日銀人事の正しい読み解き方

〔PHOTO〕gettyimages

政府が発表した日本銀行人事が話題になっている。日本銀行の宮尾龍蔵・審議委員の後任に、「リフレ派」の原田泰氏を充てるというのがそれ。守旧派から「露骨な人事」などと批判する声が出ているが、この人事をどう考えればいいのか。

まず言えるのは、政府が目指すのはリフレ政策なのだから、それを理解する人材を充てるのは当然ということ。今回の人事提案は、アベノミクスの1本目の柱はまったくぶれていないことを示しているともいえる。

アベノミクスは、1本目の「金融政策」、2本目の「財政政策」、3本目の「成長戦略」の3本の矢から成る。

2本目の矢である財政政策については、昨年4月から消費増税に踏み切ったことで、間違った方向に向かってしまった。幸いなことに、今年10月に予定されていた2回目の消費増税はすんでのところで回避されたが、1回目の増税のミスはいまだ尾を引いている。

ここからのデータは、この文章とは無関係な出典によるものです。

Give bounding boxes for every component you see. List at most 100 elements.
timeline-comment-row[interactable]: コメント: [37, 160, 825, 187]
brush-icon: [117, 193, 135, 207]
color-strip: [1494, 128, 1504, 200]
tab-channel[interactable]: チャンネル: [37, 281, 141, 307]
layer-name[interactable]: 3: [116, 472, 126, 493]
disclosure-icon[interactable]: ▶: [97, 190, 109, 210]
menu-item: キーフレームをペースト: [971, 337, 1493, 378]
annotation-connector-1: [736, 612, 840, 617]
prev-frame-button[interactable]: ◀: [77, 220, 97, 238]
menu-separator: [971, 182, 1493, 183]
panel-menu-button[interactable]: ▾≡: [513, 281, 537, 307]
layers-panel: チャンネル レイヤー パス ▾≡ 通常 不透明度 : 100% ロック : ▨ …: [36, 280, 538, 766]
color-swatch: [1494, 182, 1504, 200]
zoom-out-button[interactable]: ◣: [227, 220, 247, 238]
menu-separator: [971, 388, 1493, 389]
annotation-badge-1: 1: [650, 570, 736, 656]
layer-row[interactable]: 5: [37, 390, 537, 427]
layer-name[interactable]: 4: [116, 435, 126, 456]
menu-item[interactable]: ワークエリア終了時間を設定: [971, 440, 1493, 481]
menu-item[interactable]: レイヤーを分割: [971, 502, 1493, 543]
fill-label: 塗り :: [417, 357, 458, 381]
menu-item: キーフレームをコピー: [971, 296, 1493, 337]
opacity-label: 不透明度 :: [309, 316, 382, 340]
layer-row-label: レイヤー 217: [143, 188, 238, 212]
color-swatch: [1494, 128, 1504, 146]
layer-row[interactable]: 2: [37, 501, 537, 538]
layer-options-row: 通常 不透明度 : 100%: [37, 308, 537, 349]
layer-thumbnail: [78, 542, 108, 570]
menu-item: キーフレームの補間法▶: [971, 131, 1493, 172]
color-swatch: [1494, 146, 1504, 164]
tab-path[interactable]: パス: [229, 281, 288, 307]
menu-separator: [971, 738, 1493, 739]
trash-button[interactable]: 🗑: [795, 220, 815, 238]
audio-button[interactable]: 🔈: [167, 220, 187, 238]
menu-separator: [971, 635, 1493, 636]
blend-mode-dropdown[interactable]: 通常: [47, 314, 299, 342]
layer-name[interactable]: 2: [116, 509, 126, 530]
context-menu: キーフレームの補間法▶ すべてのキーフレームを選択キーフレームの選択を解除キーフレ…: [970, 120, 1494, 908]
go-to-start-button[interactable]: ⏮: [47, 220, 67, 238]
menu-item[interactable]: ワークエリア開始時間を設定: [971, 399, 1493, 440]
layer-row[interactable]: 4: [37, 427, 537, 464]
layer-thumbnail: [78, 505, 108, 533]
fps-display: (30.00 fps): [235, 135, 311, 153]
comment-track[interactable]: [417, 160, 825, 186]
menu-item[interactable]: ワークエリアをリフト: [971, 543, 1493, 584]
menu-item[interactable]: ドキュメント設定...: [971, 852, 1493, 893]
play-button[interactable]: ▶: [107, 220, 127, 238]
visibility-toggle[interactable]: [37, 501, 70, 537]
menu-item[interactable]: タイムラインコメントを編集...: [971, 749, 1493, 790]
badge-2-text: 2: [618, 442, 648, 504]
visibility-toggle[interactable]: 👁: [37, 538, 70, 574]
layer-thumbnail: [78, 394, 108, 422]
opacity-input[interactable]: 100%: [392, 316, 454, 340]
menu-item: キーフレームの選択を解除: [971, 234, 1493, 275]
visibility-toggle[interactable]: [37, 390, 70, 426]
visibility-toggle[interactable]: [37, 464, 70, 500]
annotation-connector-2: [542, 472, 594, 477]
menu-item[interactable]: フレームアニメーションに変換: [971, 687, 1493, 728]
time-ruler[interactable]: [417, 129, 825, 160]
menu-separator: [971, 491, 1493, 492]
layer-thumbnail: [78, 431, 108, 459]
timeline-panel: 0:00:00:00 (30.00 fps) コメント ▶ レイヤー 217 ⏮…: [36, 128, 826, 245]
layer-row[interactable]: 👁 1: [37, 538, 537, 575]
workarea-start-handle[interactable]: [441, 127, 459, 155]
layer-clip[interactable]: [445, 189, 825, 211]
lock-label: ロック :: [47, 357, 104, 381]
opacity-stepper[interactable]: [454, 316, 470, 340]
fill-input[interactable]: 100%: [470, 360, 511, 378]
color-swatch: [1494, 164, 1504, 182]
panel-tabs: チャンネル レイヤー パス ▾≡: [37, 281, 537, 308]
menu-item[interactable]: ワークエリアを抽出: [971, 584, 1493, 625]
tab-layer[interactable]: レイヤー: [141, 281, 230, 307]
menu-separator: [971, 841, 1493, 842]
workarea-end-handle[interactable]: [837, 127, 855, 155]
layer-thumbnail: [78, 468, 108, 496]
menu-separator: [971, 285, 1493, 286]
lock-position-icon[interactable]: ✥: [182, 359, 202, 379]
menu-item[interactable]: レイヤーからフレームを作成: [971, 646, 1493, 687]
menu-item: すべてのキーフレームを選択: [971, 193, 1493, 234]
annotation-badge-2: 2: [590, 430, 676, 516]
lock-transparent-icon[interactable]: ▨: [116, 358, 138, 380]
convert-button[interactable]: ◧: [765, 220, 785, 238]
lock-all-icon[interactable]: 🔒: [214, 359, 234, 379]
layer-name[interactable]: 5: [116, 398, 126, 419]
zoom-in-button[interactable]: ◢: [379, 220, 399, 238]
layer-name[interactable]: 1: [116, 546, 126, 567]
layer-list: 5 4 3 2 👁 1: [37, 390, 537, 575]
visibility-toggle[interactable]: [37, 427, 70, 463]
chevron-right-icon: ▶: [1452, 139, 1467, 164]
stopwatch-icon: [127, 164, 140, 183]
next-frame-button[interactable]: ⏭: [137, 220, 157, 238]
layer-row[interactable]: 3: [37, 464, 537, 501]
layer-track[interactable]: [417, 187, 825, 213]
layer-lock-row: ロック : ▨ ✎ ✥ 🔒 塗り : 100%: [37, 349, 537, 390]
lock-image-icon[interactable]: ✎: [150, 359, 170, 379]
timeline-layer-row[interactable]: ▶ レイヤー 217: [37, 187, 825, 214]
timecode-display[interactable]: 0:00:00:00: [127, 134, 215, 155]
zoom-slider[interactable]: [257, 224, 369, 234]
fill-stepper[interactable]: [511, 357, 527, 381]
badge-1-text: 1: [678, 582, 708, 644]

3本目の矢である成長戦略も、岩盤にぶちあたって突破は容易でない。

ところが、1本目の矢である金融政策は、首尾一貫した考え方で飛んでいる。いまから約2年前、日銀が執行部3人をアベノミクスに理解のあるリフレ的な人に入れ替える人事を行い、主導権を確保したことが大きい。

一方で、いまだデフレ指向のある旧日銀体制での審議委員がいるというのもまた事実としてある。昨年10月に日銀が量的緩和第2弾を行うかどうかを検討した際、6人の審議委員のうち2人が賛成し、4人は反対。結局、全体としては5対4で薄氷を踏んでかろうじて金融緩和が実現した。